The bulk of Helliconia Spring tells the tale of a small village at the critical point when the long winter finally breaks and spring arrives to the world. Humans, pushed to the brink of savagery by the long winter and the ascendance of phagors, slowly emerge from their hiding places, and their civilization begins to flourish again. The events in Helliconia Spring cover a mere generation, which makes for a more intimate chronicle of humanity at a turning point. I have to say, I liked a lot of the themes and characters covered here. Given the incredible ambition of the world-building, it would have been easy to lose the characters in the backdrop. That does happen, but not as much as I expected.

The most interesting conflict in the book is between the men, who want unity and respect of tradition, and the women, who want to seek knowledge and better their condition. This tension is raised a few notches by the deep transformations happening the world over, making this choice of dramatic scale an illuminating one. I liked the women's struggle for independence and knowledge, faced with men who love them, but who believe that the proper way to love a woman is to possess her. The fact that they all belong to the same community, and ultimately feel for one another, makes the conflict even more gripping.

Ultimately, that tension fails to coalesce as the changes overcoming Helliconia take center stage. That desire to illustrate the transformations of the world, and the waxing of human influence, ends up diluting the dramatic arc. As much as I liked to read how humans were returning to a time of plenty after generations of hardships, I have a hard time believing that a handful of men and women rediscovered astronomy, heliocentric theory, currency-based economy, masonry, and horseback riding, within the span of a single generation. Perhaps real-life discussions on anthropology, such as Guns, Germs, and Steel have spoiled my ability to suspend disbelief in that matter.

I also feel that the main purpose of the book, to showcase the transformations happening in human civilization, may have been better served by the approach showcased in Kim Stanley Robinson's The Years of Rice and Salt, where we get periodic glimpses of individual stories throughout history. On the whole, the human stories get lost in the overall chaos of the world, especially considering that the sequel, Helliconia Summer, jumps ahead a few centuries.
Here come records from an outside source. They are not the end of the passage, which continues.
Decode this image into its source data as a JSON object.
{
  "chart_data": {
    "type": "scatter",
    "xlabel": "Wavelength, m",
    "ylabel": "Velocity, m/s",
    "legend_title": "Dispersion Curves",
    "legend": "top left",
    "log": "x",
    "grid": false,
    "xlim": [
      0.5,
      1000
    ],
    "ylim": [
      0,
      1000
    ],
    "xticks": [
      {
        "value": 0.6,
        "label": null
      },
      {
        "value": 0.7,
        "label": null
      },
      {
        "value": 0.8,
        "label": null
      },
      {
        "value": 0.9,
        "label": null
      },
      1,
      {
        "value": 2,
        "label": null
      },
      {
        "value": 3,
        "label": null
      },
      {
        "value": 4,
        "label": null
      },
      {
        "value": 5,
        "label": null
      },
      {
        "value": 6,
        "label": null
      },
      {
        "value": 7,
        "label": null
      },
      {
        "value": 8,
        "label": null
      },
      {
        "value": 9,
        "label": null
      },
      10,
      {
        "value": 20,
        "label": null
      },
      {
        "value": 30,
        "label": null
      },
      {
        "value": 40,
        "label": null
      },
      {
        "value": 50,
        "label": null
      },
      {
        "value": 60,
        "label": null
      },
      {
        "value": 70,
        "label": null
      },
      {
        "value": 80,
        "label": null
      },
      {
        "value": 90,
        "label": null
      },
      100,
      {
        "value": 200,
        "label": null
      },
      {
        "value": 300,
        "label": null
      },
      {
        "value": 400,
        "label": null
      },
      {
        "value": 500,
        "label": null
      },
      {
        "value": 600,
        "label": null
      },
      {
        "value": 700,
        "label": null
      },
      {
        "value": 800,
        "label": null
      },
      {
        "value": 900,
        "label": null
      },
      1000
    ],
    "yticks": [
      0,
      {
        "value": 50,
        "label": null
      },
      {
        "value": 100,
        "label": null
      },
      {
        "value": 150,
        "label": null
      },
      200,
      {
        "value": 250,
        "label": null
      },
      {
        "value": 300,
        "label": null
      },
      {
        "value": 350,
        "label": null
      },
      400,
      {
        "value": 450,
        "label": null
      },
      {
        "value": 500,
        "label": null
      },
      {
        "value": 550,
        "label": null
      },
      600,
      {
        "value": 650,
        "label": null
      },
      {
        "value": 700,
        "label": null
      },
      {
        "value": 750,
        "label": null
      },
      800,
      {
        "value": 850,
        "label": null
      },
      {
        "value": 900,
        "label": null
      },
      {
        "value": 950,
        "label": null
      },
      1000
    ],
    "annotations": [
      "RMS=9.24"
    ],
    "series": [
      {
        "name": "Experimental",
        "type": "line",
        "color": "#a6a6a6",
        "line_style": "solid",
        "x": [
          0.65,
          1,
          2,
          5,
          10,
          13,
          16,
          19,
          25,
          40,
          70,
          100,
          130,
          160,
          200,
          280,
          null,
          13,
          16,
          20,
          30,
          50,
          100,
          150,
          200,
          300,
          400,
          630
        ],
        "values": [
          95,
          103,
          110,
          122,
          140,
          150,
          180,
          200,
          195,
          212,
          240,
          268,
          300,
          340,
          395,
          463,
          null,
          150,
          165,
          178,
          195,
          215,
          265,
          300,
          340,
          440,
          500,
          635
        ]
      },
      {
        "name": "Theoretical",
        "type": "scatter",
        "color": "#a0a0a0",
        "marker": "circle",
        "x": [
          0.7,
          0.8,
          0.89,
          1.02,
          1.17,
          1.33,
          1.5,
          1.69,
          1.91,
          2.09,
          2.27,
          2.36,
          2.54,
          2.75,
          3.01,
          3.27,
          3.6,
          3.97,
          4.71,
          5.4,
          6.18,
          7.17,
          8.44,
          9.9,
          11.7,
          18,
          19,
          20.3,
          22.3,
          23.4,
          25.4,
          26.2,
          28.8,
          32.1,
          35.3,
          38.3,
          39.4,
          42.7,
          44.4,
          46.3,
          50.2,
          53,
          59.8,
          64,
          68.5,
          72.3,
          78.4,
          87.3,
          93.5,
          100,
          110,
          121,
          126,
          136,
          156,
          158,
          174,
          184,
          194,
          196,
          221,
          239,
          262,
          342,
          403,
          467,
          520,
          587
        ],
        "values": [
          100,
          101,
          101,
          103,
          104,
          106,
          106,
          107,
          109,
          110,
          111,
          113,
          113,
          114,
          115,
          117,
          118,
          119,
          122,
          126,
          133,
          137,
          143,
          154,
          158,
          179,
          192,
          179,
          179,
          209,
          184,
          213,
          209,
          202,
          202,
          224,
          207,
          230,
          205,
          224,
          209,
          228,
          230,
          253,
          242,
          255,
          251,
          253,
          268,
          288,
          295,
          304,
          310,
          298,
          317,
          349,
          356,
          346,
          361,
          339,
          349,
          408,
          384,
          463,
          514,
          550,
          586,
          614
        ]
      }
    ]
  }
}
The prose was engaging for the most part, with some clumsy parts. Some adverbs made me cringe. (Worst offender: "he said chantingly".) But for the most part, the descriptions were crisp, and the characters were well-rounded and interesting.

A strange concept featured in the novel is the human space station, orbiting above Helliconia, and studying the events happening on the surface in detail. That was a strange choice, and although I suspect it plays its part in subsequent novels, it was merely an odd framing device in this one. It's as if Aldiss was afraid we'd mistake his story for fantasy, and wanted to root it deeply in science fiction by throwing around references to space stations and scientific observations.

All in all, Helliconia Spring was a fascinating, if flawed read. I suspect the book should be considered only a part of an overall and self-contained story, but I'm not particularly attracted to the remaining novels. But that being said, I do come away fascinated and impressed by Aldiss' world-building skills. They are thorough and fascinating.